BCP pre-treatment prior to the initiation of OGD/R significantly (i) decreased BBB permeability and neuronal apoptosis, (ii) mitigated oxidative stress damage and the release of inflammatory cytokines, (iii) down-regulated Bax expression, metalloproteinase-9 activity and expression, and (iv) up-regulated claudin-5, occludin, ZO-1, growth-associated protein-43 and Bcl-2 expression. Thus, BCP pre-treatment exerted multiple protective effects on NVU in the context of OGD/R-induced injury. These protective effects potentially occur via reductions in oxidative stress damage and inflammatory cytokines that induce BBB breakdown, subsequently resulting in reduced neuronal apoptosis 2).
Cerebral blood flow (CBF) monitoring results indicated that HPβCD/BCP can promote the recovery of CBF. Moreover, molecular biology experiments showed that HPβCD/BCP can increase the expression levels of CB2 in brain tissues, particularly the hippocampus and white matter tissues, as well as the expression levels of PI3K and Akt. Overall, the findings demonstrated the protective effects of HPβCD/BCP against cognitive deficits induced by chronic cerebral ischemia and suggested the potential of HPβCD/BCP in the therapy of vascular dementia in the future 3).
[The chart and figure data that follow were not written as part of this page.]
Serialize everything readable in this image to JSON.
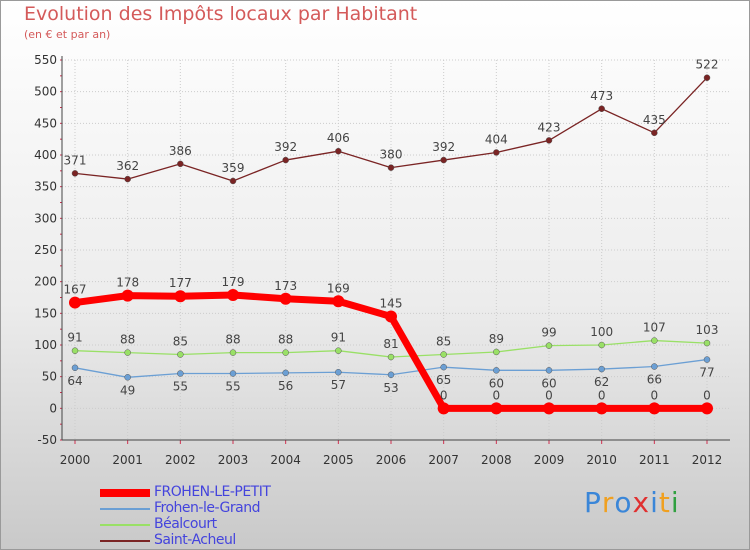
{
  "title": "Evolution des Impôts locaux par Habitant",
  "subtitle": "(en € et par an)",
  "logo": {
    "text": "Proxiti",
    "letters": [
      {
        "ch": "P",
        "color": "#3a86d8"
      },
      {
        "ch": "r",
        "color": "#f0a020"
      },
      {
        "ch": "o",
        "color": "#3a86d8"
      },
      {
        "ch": "x",
        "color": "#e03030"
      },
      {
        "ch": "i",
        "color": "#3a86d8"
      },
      {
        "ch": "t",
        "color": "#f0a020"
      },
      {
        "ch": "i",
        "color": "#30a040"
      }
    ]
  },
  "chart_data": {
    "type": "line",
    "title": "Evolution des Impôts locaux par Habitant",
    "subtitle": "(en € et par an)",
    "xlabel": "",
    "ylabel": "",
    "ylim": [
      -50,
      550
    ],
    "yticks": [
      -50,
      0,
      50,
      100,
      150,
      200,
      250,
      300,
      350,
      400,
      450,
      500,
      550
    ],
    "categories": [
      "2000",
      "2001",
      "2002",
      "2003",
      "2004",
      "2005",
      "2006",
      "2007",
      "2008",
      "2009",
      "2010",
      "2011",
      "2012"
    ],
    "grid": true,
    "legend_position": "bottom-left",
    "series": [
      {
        "name": "FROHEN-LE-PETIT",
        "color": "#ff0000",
        "emphasis": true,
        "label_above": true,
        "values": [
          167,
          178,
          177,
          179,
          173,
          169,
          145,
          0,
          0,
          0,
          0,
          0,
          0
        ]
      },
      {
        "name": "Frohen-le-Grand",
        "color": "#6b9fd4",
        "emphasis": false,
        "label_above": false,
        "values": [
          64,
          49,
          55,
          55,
          56,
          57,
          53,
          65,
          60,
          60,
          62,
          66,
          77
        ]
      },
      {
        "name": "Béalcourt",
        "color": "#99e066",
        "emphasis": false,
        "label_above": true,
        "values": [
          91,
          88,
          85,
          88,
          88,
          91,
          81,
          85,
          89,
          99,
          100,
          107,
          103
        ]
      },
      {
        "name": "Saint-Acheul",
        "color": "#7a2424",
        "emphasis": false,
        "label_above": true,
        "values": [
          371,
          362,
          386,
          359,
          392,
          406,
          380,
          392,
          404,
          423,
          473,
          435,
          522
        ]
      }
    ]
  }
}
Amyloid betaβ (Aβ) is the major component of senile plaques (SP) in the brains of Alzheimer's disease (AD) patients, and serves as an inflammatory stimulus for microglia. Trans-caryophyllene (TC), a major component in the essential oils derived from various species of medicinal plants, has displayed neuroprotection in previous studies. However, whether TC has a protective role in AD remains unknown.
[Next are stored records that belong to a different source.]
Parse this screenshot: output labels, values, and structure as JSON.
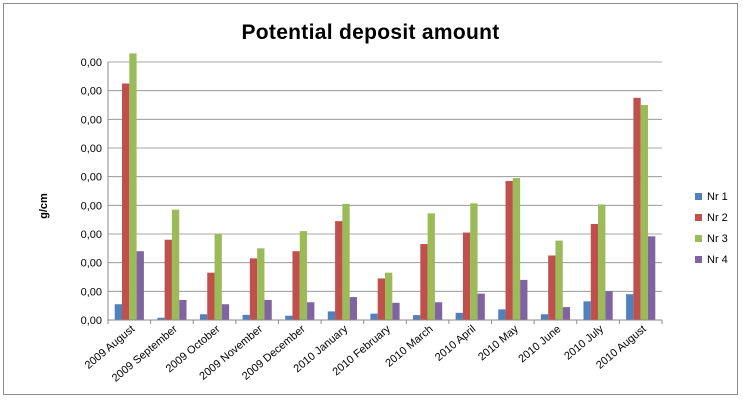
{
  "chart_data": {
    "type": "bar",
    "title": "Potential deposit amount",
    "ylabel": "g/cm",
    "xlabel": "",
    "ylim": [
      0,
      9
    ],
    "y_tick_labels": [
      "0,00",
      "0,00",
      "0,00",
      "0,00",
      "0,00",
      "0,00",
      "0,00",
      "0,00",
      "0,00",
      "0,00"
    ],
    "categories": [
      "2009 August",
      "2009 September",
      "2009 October",
      "2009 November",
      "2009 December",
      "2010 January",
      "2010 February",
      "2010 March",
      "2010 April",
      "2010 May",
      "2010 June",
      "2010 July",
      "2010 August"
    ],
    "series": [
      {
        "name": "Nr 1",
        "color": "#4f81bd",
        "values": [
          0.55,
          0.08,
          0.2,
          0.18,
          0.15,
          0.3,
          0.22,
          0.17,
          0.25,
          0.37,
          0.2,
          0.65,
          0.9
        ]
      },
      {
        "name": "Nr 2",
        "color": "#c0504d",
        "values": [
          8.25,
          2.8,
          1.65,
          2.15,
          2.4,
          3.45,
          1.45,
          2.65,
          3.05,
          4.85,
          2.25,
          3.35,
          7.75
        ]
      },
      {
        "name": "Nr 3",
        "color": "#9bbb59",
        "values": [
          9.3,
          3.85,
          3.0,
          2.5,
          3.1,
          4.05,
          1.65,
          3.72,
          4.07,
          4.95,
          2.77,
          4.03,
          7.5
        ]
      },
      {
        "name": "Nr 4",
        "color": "#8064a2",
        "values": [
          2.4,
          0.7,
          0.55,
          0.7,
          0.62,
          0.8,
          0.6,
          0.62,
          0.92,
          1.4,
          0.45,
          1.0,
          2.92
        ]
      }
    ],
    "grid": true,
    "legend_position": "right"
  }
}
In a study, the effects of TC on Aβ1-42-induced neuroinflammation were investigated. They found that TC reduced the release of LDH in BV-2 microglial cells treated with Aβ1-42. In addition, pretreatment of BV2 microglia with TC at concentrations of 10, 25, and 50μM prior to Aβ stimulation led to significant inhibition of nitric oxide (NO) and prostaglandin E2 (PGE2) production, expression of inducible nitric oxide synthase (iNOS) and cyclooxygenase-2 (COX-2), and secretion of pro-inflammatory cytokines. Notably, our results indicate that TC remarkably attenuated Aβ1-42-activated overexpression of toll-like receptor 4 (TLR4). We further demonstrated that TC markedly reversed Aβ1-42-induced phosphorylation and degradation of IκBα, nuclear translocation of p65, and NF-κB transcriptional activity. These findings suggest that TC may have therapeutic potential for the treatment of AD 4).